Don’t retitle the asset
In May 2006
Bob decided to diversify his IRA. He
purchased two IRA annuities and took a cash distribution. On June 1 Bob and his wife used that cash to
acquire a jointly held certificate of deposit.
Bob claims that he told the bank officer that the money came from his
IRA, and he thought that the joint CD also would be an IRA. If it wasn’t, he says, it was the bank’s
fault, so he should be allowed to cure his faulty IRA rollover attempt now.
No, says IRS. There was nothing about the CD form that Bob
and his wife signed that suggested it was an IRA, and it was unreasonable of
him to think that it was. What’s more,
qualified IRAs may not be owned jointly.
The amount of the withdrawal transferred to the CD must be included in
taxable income (and a penalty could apply if Bob is under age 59 ½).
Conversion to
cash
The final
ruling in this trio includes a mistake that is all too easy to make.
At age 56 Cindy began to receive
regular distributions from IRA X in an amount intended to be substantially
equal periodic payments for her life under IRC §72. As such, the distributions are exempt from
the penalties for premature distributions.
At a later time, Cindy became
nervous about the financial markets, and she worried whether she might exhaust
her IRA too early in her retirement. She
asked her custodian to move some of her money from stocks to FDIC-insured
certificates of deposit, so as to minimize the risk of capital loss. Unfortunately, the company that was managing
her IRA did not offer CD investments, so Cindy was advised to transfer the IRA
money to another financial institution.
She arranged for a trustee-to-trustee transfer of a portion of IRA X, as
well as all of IRA Y, into a new IRA Z at a new company.
That happened in January.
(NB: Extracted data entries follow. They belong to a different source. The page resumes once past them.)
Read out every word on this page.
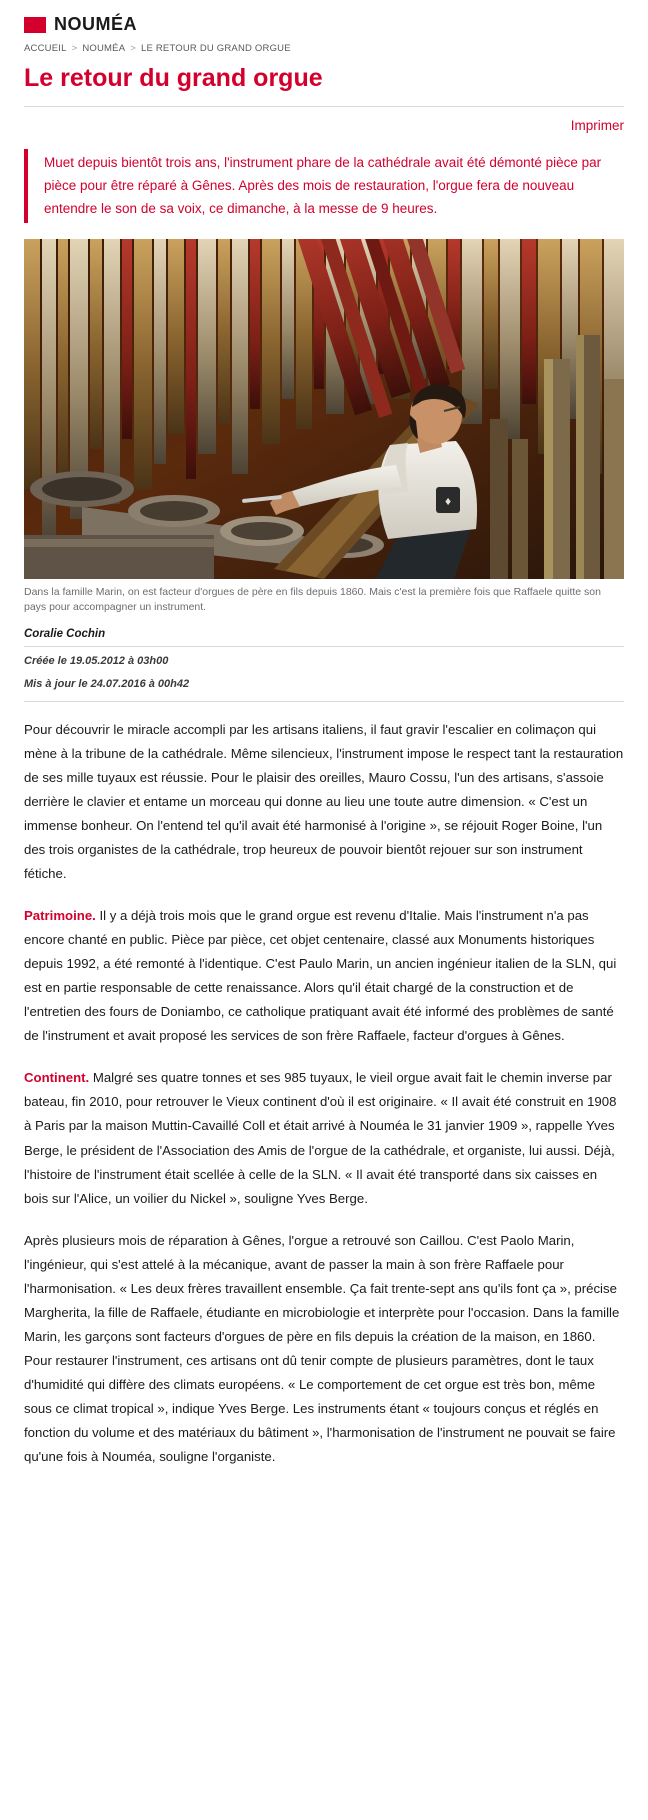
NOUMÉA
ACCUEIL > NOUMÉA > LE RETOUR DU GRAND ORGUE
Le retour du grand orgue
Imprimer
Muet depuis bientôt trois ans, l'instrument phare de la cathédrale avait été démonté pièce par pièce pour être réparé à Gênes. Après des mois de restauration, l'orgue fera de nouveau entendre le son de sa voix, ce dimanche, à la messe de 9 heures.
♦
Dans la famille Marin, on est facteur d'orgues de père en fils depuis 1860. Mais c'est la première fois que Raffaele quitte son pays pour accompagner un instrument.
Coralie Cochin
Créée le 19.05.2012 à 03h00
Mis à jour le 24.07.2016 à 00h42

Pour découvrir le miracle accompli par les artisans italiens, il faut gravir l'escalier en colimaçon qui mène à la tribune de la cathédrale. Même silencieux, l'instrument impose le respect tant la restauration de ses mille tuyaux est réussie. Pour le plaisir des oreilles, Mauro Cossu, l'un des artisans, s'assoie derrière le clavier et entame un morceau qui donne au lieu une toute autre dimension. « C'est un immense bonheur. On l'entend tel qu'il avait été harmonisé à l'origine », se réjouit Roger Boine, l'un des trois organistes de la cathédrale, trop heureux de pouvoir bientôt rejouer sur son instrument fétiche.

Patrimoine. Il y a déjà trois mois que le grand orgue est revenu d'Italie. Mais l'instrument n'a pas encore chanté en public. Pièce par pièce, cet objet centenaire, classé aux Monuments historiques depuis 1992, a été remonté à l'identique. C'est Paulo Marin, un ancien ingénieur italien de la SLN, qui est en partie responsable de cette renaissance. Alors qu'il était chargé de la construction et de l'entretien des fours de Doniambo, ce catholique pratiquant avait été informé des problèmes de santé de l'instrument et avait proposé les services de son frère Raffaele, facteur d'orgues à Gênes.

Continent. Malgré ses quatre tonnes et ses 985 tuyaux, le vieil orgue avait fait le chemin inverse par bateau, fin 2010, pour retrouver le Vieux continent d'où il est originaire. « Il avait été construit en 1908 à Paris par la maison Muttin-Cavaillé Coll et était arrivé à Nouméa le 31 janvier 1909 », rappelle Yves Berge, le président de l'Association des Amis de l'orgue de la cathédrale, et organiste, lui aussi. Déjà, l'histoire de l'instrument était scellée à celle de la SLN. « Il avait été transporté dans six caisses en bois sur l'Alice, un voilier du Nickel », souligne Yves Berge.

Après plusieurs mois de réparation à Gênes, l'orgue a retrouvé son Caillou. C'est Paolo Marin, l'ingénieur, qui s'est attelé à la mécanique, avant de passer la main à son frère Raffaele pour l'harmonisation. « Les deux frères travaillent ensemble. Ça fait trente-sept ans qu'ils font ça », précise Margherita, la fille de Raffaele, étudiante en microbiologie et interprète pour l'occasion. Dans la famille Marin, les garçons sont facteurs d'orgues de père en fils depuis la création de la maison, en 1860.

Pour restaurer l'instrument, ces artisans ont dû tenir compte de plusieurs paramètres, dont le taux d'humidité qui diffère des climats européens. « Le comportement de cet orgue est très bon, même sous ce climat tropical », indique Yves Berge. Les instruments étant « toujours conçus et réglés en fonction du volume et des matériaux du bâtiment », l'harmonisation de l'instrument ne pouvait se faire qu'une fois à Nouméa, souligne l'organiste.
In May, when she went to the new IRA custodian
to arrange for the transfer of the balance of IRA X, Cindy was told that the
partial transfer might have constituted a modification to her series of
periodic payments from the IRA. Why she
wasn’t told about this earlier is not stated.
Nevertheless, Cindy asks IRS to rule that the trustee-to-trustee
transfer was not a modification of her annuity stream, or if it were, she asks
to be allowed to take corrective action, to move money and related earnings
around so as to negate fully any such modification.
No and no, rules IRS, taking a hard
line. The nontaxable transfer of a
portion of the IRA account balance to another retirement plan is a prohibited
modification, and no corrective action is recognized by the tax law. Accordingly, all of her IRA distributions are
subject to the 10% penalty tax, going back to when she began them at age 56.